Taking action: what are the legal steps?
When someone does not ask or get your permission to do certain things with your work it is called a copyright infringement.
If you think someone has infringed your copyright, you can take action against them. The following steps explain how to do this.
Step 1) Talk to someone you trust
Talk to a friend, carer or family member about your concerns. Getting their opinion will help you work out the situation and confirm your feelings. If they agree that there is a problem, seek legal advice.
If you are told there is no problem, but things still feel wrong to you, get a second opinion.

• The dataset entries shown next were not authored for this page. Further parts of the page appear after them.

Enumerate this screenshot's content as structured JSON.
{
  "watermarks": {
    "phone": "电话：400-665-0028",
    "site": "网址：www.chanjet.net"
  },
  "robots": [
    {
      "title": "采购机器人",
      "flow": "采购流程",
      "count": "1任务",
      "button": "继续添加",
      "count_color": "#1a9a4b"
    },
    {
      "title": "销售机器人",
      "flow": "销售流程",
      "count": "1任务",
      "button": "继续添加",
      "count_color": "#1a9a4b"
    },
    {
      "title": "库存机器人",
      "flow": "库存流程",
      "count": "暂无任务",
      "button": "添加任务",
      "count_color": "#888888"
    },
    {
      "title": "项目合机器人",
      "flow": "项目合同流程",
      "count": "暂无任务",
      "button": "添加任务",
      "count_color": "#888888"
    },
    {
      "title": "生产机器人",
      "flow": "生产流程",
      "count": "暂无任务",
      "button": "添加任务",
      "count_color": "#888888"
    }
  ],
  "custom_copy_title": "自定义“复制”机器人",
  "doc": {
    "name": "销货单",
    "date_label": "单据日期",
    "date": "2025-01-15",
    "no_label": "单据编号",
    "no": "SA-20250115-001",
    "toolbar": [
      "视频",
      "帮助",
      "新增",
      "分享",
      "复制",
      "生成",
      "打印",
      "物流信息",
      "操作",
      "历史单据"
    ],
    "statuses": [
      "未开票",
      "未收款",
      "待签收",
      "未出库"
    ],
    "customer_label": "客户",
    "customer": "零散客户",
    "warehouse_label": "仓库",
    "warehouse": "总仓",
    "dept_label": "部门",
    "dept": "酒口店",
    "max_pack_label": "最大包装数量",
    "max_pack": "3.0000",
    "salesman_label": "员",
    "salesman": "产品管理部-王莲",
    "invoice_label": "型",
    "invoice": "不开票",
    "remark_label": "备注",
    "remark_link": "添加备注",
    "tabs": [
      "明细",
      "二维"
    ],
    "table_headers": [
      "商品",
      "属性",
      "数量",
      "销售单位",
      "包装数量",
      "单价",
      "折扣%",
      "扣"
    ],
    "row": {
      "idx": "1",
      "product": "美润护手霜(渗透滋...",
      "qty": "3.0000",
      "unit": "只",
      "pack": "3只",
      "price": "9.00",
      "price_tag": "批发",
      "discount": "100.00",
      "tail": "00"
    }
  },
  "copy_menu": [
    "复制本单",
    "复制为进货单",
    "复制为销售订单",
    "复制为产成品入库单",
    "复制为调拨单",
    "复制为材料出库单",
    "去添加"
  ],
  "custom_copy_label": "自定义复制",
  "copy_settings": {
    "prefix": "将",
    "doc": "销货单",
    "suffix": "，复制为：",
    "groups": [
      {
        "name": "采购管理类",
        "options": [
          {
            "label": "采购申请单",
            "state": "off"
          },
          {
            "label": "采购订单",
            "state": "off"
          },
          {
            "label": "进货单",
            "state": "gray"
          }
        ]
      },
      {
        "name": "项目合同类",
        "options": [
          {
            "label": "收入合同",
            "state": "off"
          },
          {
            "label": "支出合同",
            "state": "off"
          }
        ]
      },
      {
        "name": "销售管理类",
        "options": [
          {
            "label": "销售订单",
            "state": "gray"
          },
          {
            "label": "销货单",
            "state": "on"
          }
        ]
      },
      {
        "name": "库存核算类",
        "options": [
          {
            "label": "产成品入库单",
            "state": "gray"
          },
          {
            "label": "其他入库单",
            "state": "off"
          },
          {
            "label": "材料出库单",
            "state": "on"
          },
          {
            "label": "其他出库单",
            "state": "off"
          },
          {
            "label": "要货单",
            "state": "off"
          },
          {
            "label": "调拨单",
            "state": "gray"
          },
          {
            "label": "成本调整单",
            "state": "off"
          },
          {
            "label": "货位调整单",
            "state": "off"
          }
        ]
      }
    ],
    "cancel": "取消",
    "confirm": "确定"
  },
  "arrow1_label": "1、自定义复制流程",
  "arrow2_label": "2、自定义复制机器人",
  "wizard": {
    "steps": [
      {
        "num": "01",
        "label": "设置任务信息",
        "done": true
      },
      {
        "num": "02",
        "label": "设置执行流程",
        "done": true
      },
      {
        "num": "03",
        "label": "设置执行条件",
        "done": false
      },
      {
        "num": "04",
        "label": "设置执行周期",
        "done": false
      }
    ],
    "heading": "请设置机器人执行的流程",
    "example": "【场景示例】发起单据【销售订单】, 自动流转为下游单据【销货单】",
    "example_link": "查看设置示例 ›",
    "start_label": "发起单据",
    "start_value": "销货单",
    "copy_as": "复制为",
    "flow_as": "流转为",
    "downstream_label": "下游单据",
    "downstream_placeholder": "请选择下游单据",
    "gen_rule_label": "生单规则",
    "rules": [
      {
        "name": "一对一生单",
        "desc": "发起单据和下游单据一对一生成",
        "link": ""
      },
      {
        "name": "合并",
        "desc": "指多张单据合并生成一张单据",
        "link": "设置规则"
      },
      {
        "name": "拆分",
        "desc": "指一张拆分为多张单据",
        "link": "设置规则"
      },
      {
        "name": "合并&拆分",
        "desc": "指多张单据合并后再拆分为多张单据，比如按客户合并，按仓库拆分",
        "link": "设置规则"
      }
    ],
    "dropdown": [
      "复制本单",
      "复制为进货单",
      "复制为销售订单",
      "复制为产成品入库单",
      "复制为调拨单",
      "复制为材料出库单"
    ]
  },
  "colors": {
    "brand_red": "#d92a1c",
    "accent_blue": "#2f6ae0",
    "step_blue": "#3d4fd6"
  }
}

Step 2) Contact the person or organisation
Contact the person or organisation you are unhappy with, either by phone or in writing. Explain the situation as you see it. There may be an easy way to fix the problem. Asking someone to help you do this is a good idea.
Step 3) Seek legal advice
If you have not been able to fix the problem by talking to the person or organisation you are unhappy with, get legal advice.
You must give the facts of the situation, such as:
- your personal and contact details
- what happened
- when it happened
The person helping you will work out if a copyright infringement has taken place. They will help explain the steps you need to take to protect your rights.
Step 4) Send a letter of demand
A letter of demand for breach of copyright will show that:
- you told that person or organisation of your rights; and
- you gave the person or organisation a chance to fix the problem.
Usually problems are fixed without going to court, by discussion or negotiation.
Step 5) Going to court
If the person or organisation has not fixed the problem through discussion, the next step is to take legal action in a court.
If the court agrees that an infringement has occurred, it can make an order saying:
- you must get a public apology;
- you must be paid money for the harm caused to you — this is called damages; and/or
- the person must stop the infringement — this is called an injunction.